Jul 5 2006
There are about 400 million patients of hepatitis in the world. Some of them are suffering from autoimmune hepatitis, a disease in which the body's immune system attacks liver cells.
A research team headed by Prof. TIAN Zhigang from the University of Science and Technology of China (USTC) recently discovered that a cytokine, a protein produced by white blood cells that act as chemical messengers between cells, could prevent mice liver from immune-mediated injury. The work, which was published at the recent issue of prestigious journal HEPATOLOGY, is applauded as providing guidance for the treatment of human autoimmune hepatitis.
Con-A-induced hepatitis is considered a good experimental model of human autoimmune hepatitis with characterized by leukocyte activation and infiltration of the liver. Using the model, Prof. Tian and colleagues found that injection of Interleukin-15 (IL-15), an important cytokine, could prevent mice from Con A-induced mortality, elevation of serum transaminase, liver necrosis, and hepatocyte apoptosis.

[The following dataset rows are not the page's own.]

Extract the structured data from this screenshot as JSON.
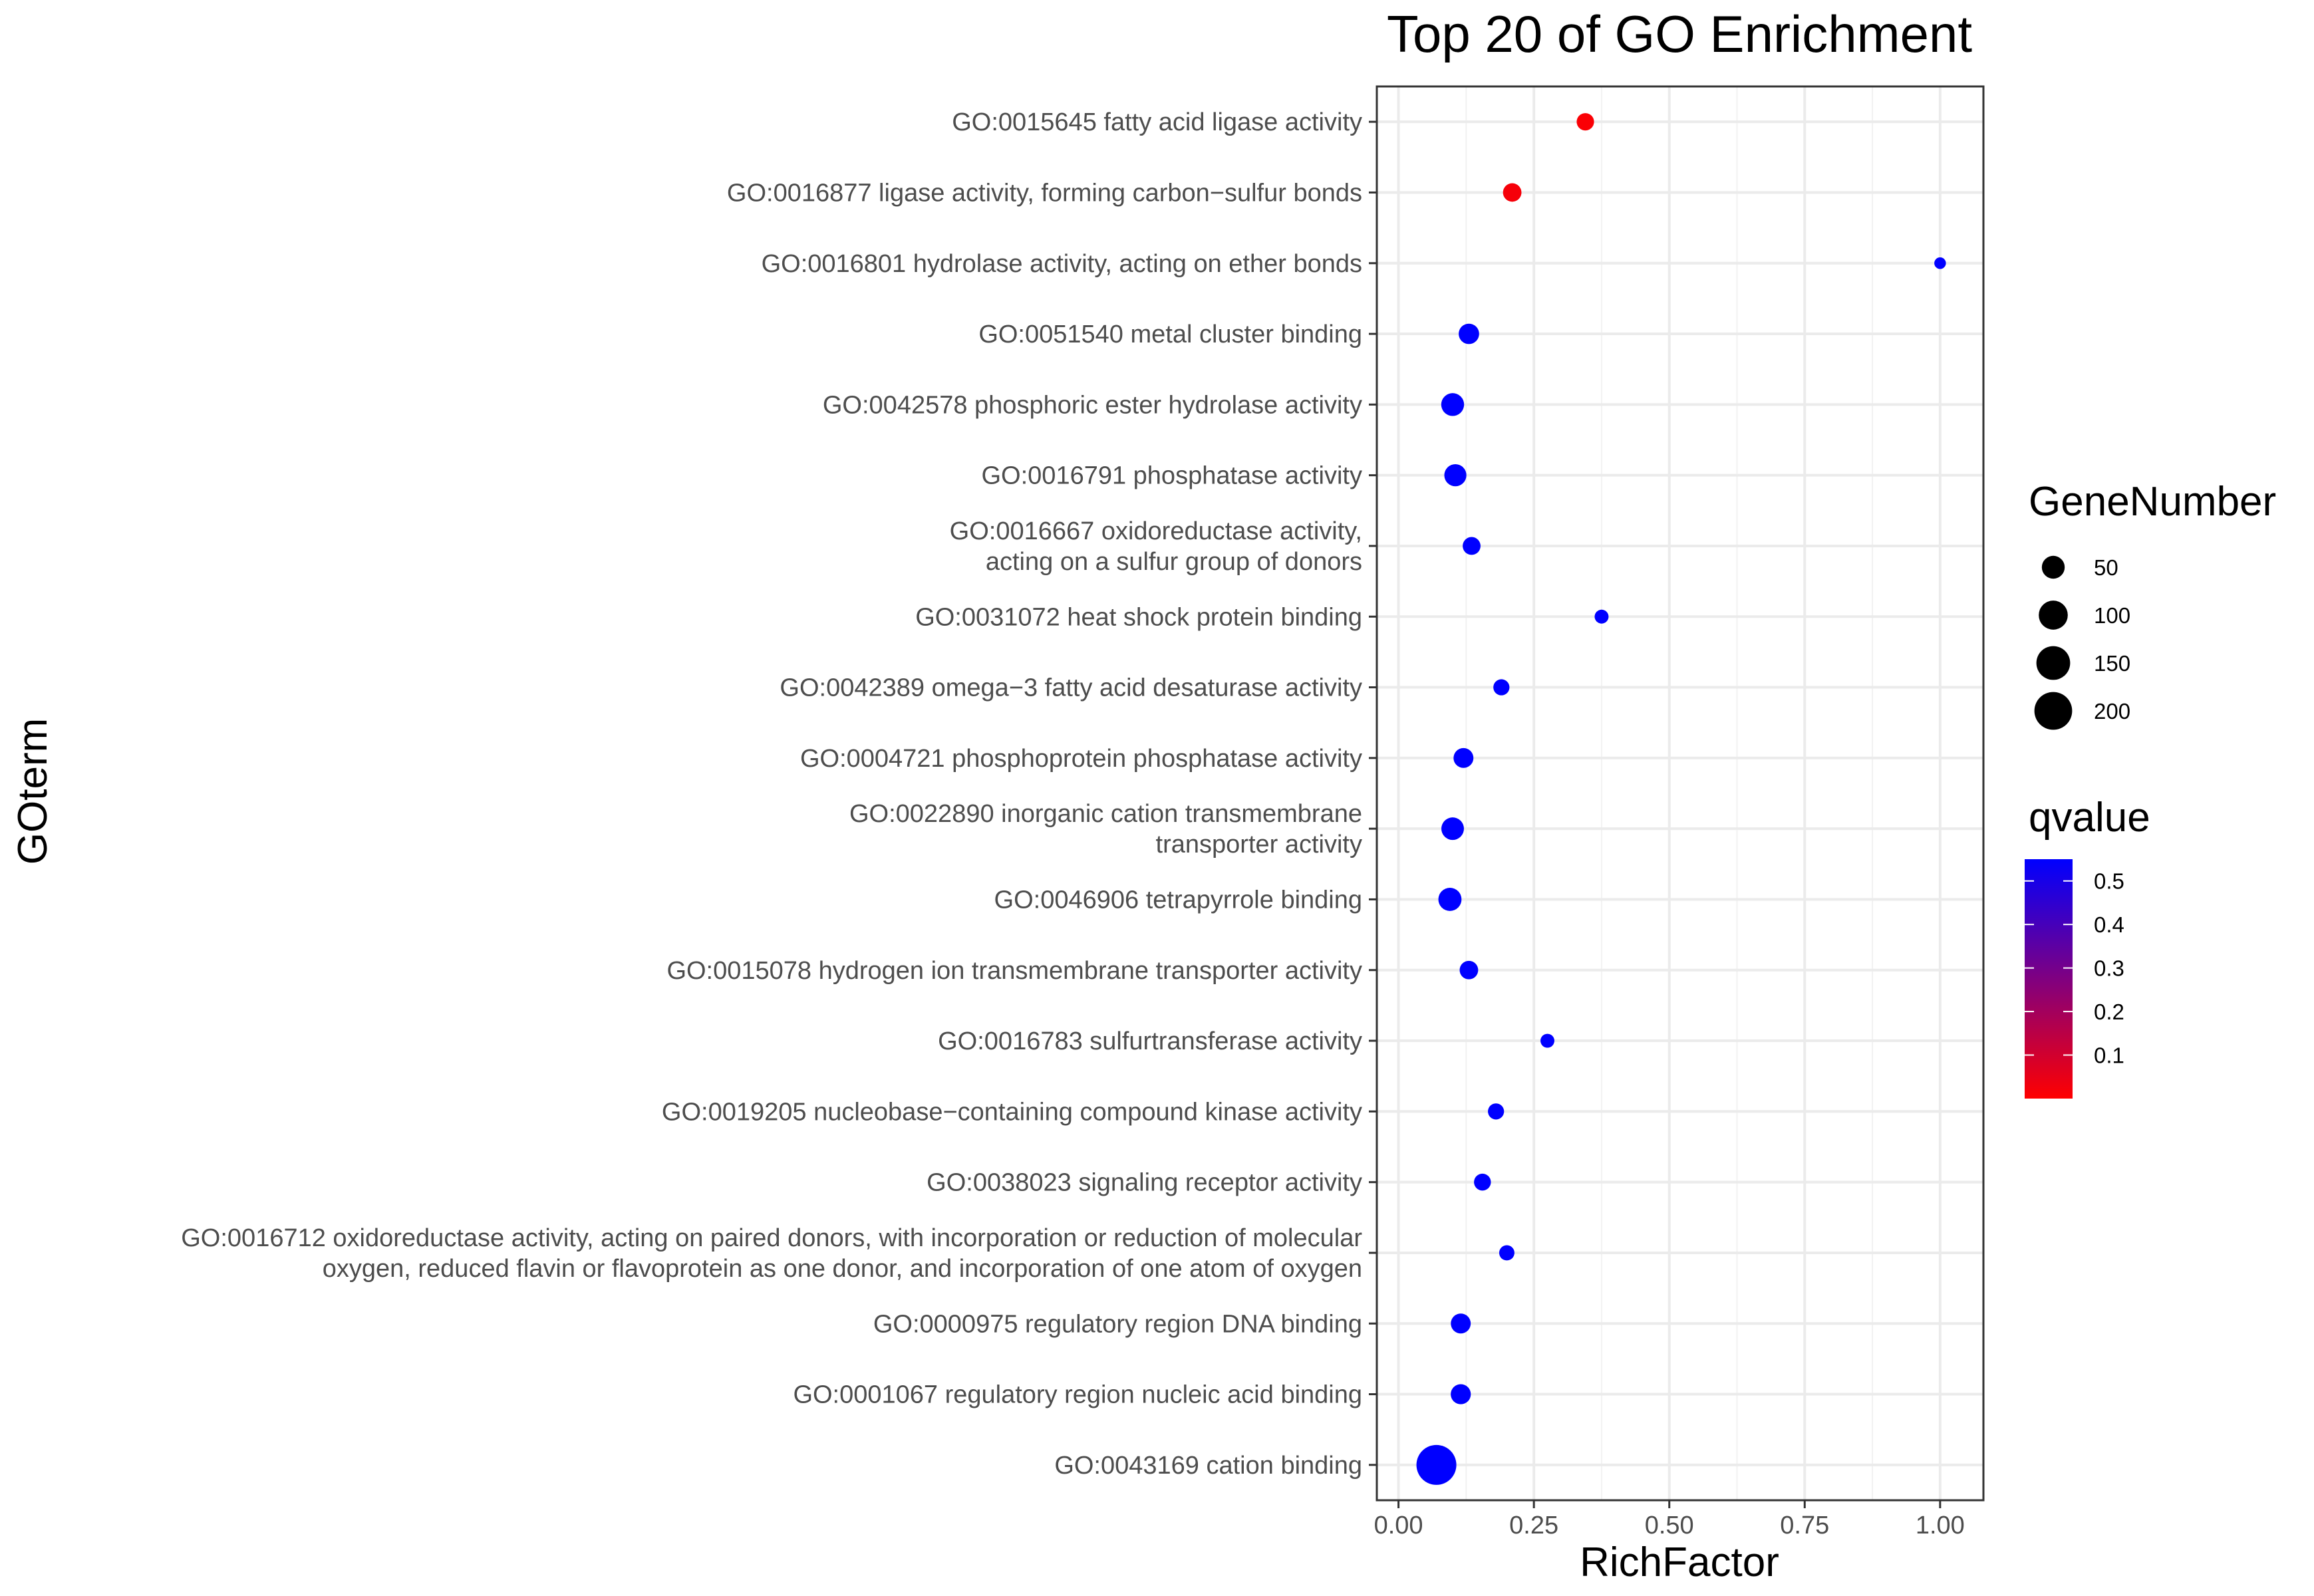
{
  "chart_data": {
    "type": "scatter",
    "title": "Top 20 of GO Enrichment",
    "xlabel": "RichFactor",
    "ylabel": "GOterm",
    "xlim": [
      -0.04,
      1.08
    ],
    "x_ticks": [
      "0.00",
      "0.25",
      "0.50",
      "0.75",
      "1.00"
    ],
    "x_tick_values": [
      0,
      0.25,
      0.5,
      0.75,
      1.0
    ],
    "grid": true,
    "color_scale": {
      "low": "#ff0000",
      "high": "#0000ff"
    },
    "points": [
      {
        "term": [
          "GO:0015645 fatty acid ligase activity"
        ],
        "rich_factor": 0.345,
        "gene_number": 20,
        "qvalue": 0.01
      },
      {
        "term": [
          "GO:0016877 ligase activity, forming carbon−sulfur bonds"
        ],
        "rich_factor": 0.21,
        "gene_number": 25,
        "qvalue": 0.02
      },
      {
        "term": [
          "GO:0016801 hydrolase activity, acting on ether bonds"
        ],
        "rich_factor": 1.0,
        "gene_number": 3,
        "qvalue": 0.55
      },
      {
        "term": [
          "GO:0051540 metal cluster binding"
        ],
        "rich_factor": 0.13,
        "gene_number": 35,
        "qvalue": 0.55
      },
      {
        "term": [
          "GO:0042578 phosphoric ester hydrolase activity"
        ],
        "rich_factor": 0.1,
        "gene_number": 50,
        "qvalue": 0.55
      },
      {
        "term": [
          "GO:0016791 phosphatase activity"
        ],
        "rich_factor": 0.105,
        "gene_number": 45,
        "qvalue": 0.55
      },
      {
        "term": [
          "GO:0016667 oxidoreductase activity,",
          "acting on a sulfur group of donors"
        ],
        "rich_factor": 0.135,
        "gene_number": 22,
        "qvalue": 0.55
      },
      {
        "term": [
          "GO:0031072 heat shock protein binding"
        ],
        "rich_factor": 0.375,
        "gene_number": 8,
        "qvalue": 0.55
      },
      {
        "term": [
          "GO:0042389 omega−3 fatty acid desaturase activity"
        ],
        "rich_factor": 0.19,
        "gene_number": 15,
        "qvalue": 0.55
      },
      {
        "term": [
          "GO:0004721 phosphoprotein phosphatase activity"
        ],
        "rich_factor": 0.12,
        "gene_number": 32,
        "qvalue": 0.55
      },
      {
        "term": [
          "GO:0022890 inorganic cation transmembrane",
          "transporter activity"
        ],
        "rich_factor": 0.1,
        "gene_number": 48,
        "qvalue": 0.55
      },
      {
        "term": [
          "GO:0046906 tetrapyrrole binding"
        ],
        "rich_factor": 0.095,
        "gene_number": 52,
        "qvalue": 0.55
      },
      {
        "term": [
          "GO:0015078 hydrogen ion transmembrane transporter activity"
        ],
        "rich_factor": 0.13,
        "gene_number": 25,
        "qvalue": 0.55
      },
      {
        "term": [
          "GO:0016783 sulfurtransferase activity"
        ],
        "rich_factor": 0.275,
        "gene_number": 8,
        "qvalue": 0.55
      },
      {
        "term": [
          "GO:0019205 nucleobase−containing compound kinase activity"
        ],
        "rich_factor": 0.18,
        "gene_number": 15,
        "qvalue": 0.55
      },
      {
        "term": [
          "GO:0038023 signaling receptor activity"
        ],
        "rich_factor": 0.155,
        "gene_number": 18,
        "qvalue": 0.55
      },
      {
        "term": [
          "GO:0016712 oxidoreductase activity, acting on paired donors, with incorporation or reduction of molecular",
          "oxygen, reduced flavin or flavoprotein as one donor, and incorporation of one atom of oxygen"
        ],
        "rich_factor": 0.2,
        "gene_number": 12,
        "qvalue": 0.55
      },
      {
        "term": [
          "GO:0000975 regulatory region DNA binding"
        ],
        "rich_factor": 0.115,
        "gene_number": 32,
        "qvalue": 0.55
      },
      {
        "term": [
          "GO:0001067 regulatory region nucleic acid binding"
        ],
        "rich_factor": 0.115,
        "gene_number": 33,
        "qvalue": 0.55
      },
      {
        "term": [
          "GO:0043169 cation binding"
        ],
        "rich_factor": 0.07,
        "gene_number": 230,
        "qvalue": 0.55
      }
    ],
    "legend_size": {
      "title": "GeneNumber",
      "entries": [
        {
          "label": "50",
          "value": 50
        },
        {
          "label": "100",
          "value": 100
        },
        {
          "label": "150",
          "value": 150
        },
        {
          "label": "200",
          "value": 200
        }
      ]
    },
    "legend_color": {
      "title": "qvalue",
      "range": [
        0.0,
        0.55
      ],
      "entries": [
        {
          "label": "0.5",
          "value": 0.5
        },
        {
          "label": "0.4",
          "value": 0.4
        },
        {
          "label": "0.3",
          "value": 0.3
        },
        {
          "label": "0.2",
          "value": 0.2
        },
        {
          "label": "0.1",
          "value": 0.1
        }
      ]
    }
  }
}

The researchers discovered that the mechanism for this lies in the fact that IL-15 pretreatment could decrease the NKT-derived IL-4, IL-5, and TNF- production, thereby resulting in less infiltration of eosinophils, which play a critical role in Con A-induced liver injury. Their studies indicate that IL-15 protects against Con A-induced liver injury via an NKT cell-dependent mechanism by reducing their production of IL-4, IL-5, and infiltration of eosinophils. These findings suggest that IL-15 may be of therapeutic relevance in human autoimmune-related hepatitis.